Canteen of Wuhan Zoo: 1 ton food per day for 2000 mouths
2017-03-13 03:22:25 GMT2017-03-13 11:22:25(Beijing Time) Sina English
40kg apples, 450 kg Chinese cabbages, 10 kg bananas, 3.5 kg grapes… a paper gram records over 30 kinds of food that weighs a total of 1,183 kg -- all purchased for the animals in the zoo of Wuhan, capital city of Hubei province.
“These aren’t all. Meat for the carnivores and fish for the birds are on another list,” a staff member said.
“The food for animals in the zoo are all paid by government revenue, some even have a meal allowance higher than us,” a staff member joked. Food for public zoos are purchased by the government with open bidding, so as to ensure the quality and safety of ingredients.
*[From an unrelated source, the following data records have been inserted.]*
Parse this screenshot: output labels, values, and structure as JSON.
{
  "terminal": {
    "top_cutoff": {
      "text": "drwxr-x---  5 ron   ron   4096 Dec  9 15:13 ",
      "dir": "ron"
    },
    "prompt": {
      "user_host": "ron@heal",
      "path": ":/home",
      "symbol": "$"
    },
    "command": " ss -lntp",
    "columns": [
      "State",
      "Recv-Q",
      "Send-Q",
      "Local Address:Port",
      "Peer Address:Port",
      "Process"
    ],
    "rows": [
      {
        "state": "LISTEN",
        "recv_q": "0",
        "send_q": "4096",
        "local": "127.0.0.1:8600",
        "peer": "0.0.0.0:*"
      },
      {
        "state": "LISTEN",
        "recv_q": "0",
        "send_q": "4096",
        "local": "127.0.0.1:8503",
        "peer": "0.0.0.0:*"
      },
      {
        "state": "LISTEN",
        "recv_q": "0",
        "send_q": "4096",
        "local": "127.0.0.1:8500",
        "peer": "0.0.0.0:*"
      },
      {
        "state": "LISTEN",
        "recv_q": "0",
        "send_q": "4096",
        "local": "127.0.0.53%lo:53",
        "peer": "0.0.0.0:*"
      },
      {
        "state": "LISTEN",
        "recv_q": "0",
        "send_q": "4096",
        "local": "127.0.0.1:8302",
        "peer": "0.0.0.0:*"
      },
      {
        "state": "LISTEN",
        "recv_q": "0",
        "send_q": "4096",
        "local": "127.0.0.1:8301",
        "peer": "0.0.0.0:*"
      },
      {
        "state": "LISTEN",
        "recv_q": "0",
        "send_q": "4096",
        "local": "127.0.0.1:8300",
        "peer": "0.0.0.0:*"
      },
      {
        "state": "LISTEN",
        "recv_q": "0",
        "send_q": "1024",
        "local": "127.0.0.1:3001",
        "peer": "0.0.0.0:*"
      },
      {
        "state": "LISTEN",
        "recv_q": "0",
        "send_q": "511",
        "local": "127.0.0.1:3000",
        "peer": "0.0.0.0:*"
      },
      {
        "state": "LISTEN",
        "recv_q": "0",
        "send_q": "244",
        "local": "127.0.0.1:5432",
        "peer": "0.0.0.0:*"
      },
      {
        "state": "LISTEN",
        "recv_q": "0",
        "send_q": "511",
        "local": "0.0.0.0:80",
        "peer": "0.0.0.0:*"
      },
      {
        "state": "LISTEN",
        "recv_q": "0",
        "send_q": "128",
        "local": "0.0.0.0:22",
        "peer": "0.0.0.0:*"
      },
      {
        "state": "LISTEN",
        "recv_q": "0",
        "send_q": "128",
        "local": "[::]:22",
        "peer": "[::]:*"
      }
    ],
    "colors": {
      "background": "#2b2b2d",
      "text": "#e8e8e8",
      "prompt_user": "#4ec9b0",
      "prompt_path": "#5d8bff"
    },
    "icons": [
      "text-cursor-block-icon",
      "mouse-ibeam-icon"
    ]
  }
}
The kitchen in the zoo acts like any other kitchen in a canteen. Fruits and vegetables piled up in baskets, waiting to be cooked for different animals. Menu of the flamingos say that 17 flamingos eat 1.5 kg yellow fish, 1.5 kg shrimp, 1.5 kg tomatoes and 17 chicken eggs.
The elephants eat most. The two elephants in the zoo eat over 400 kg grass a day. Swans enjoy the most complicated dishes: Apart from cereals such as corn and sorghum, main courses for swans are chicken eggs, fish, shrimp and loaches. After the meal, desserts like tangerines, grapes, bananas and apples also need to be provided.
The menu for pandas is the pickiest one. They are all developed by the panda center in Sichuan province and has regulations for the production zone, growth period and contained vitamins of each bamboo stick provided.
Cooked food such as steamed corn bread are also produced with an exact proportion of each ingredient. The panda’s menu couldn’t be changed, the zoo kitchen had only to cook according to the exact instructions. Bamboos for the pandas in Wuhan Zoo are all transported from the mountains of Xianning city.
There are more than a hundred species in Wuhan Zoo. Zoo keepers looked after the animals as if they were their own children, especially during the period of reproduction and breast feeding, which often requires 24-hour looking.
All the extra work are done without extra pay, but the zoo keepers volunteer to do it for the animals.
“They’re our true love!” said Chen, a bird feeder jokingly.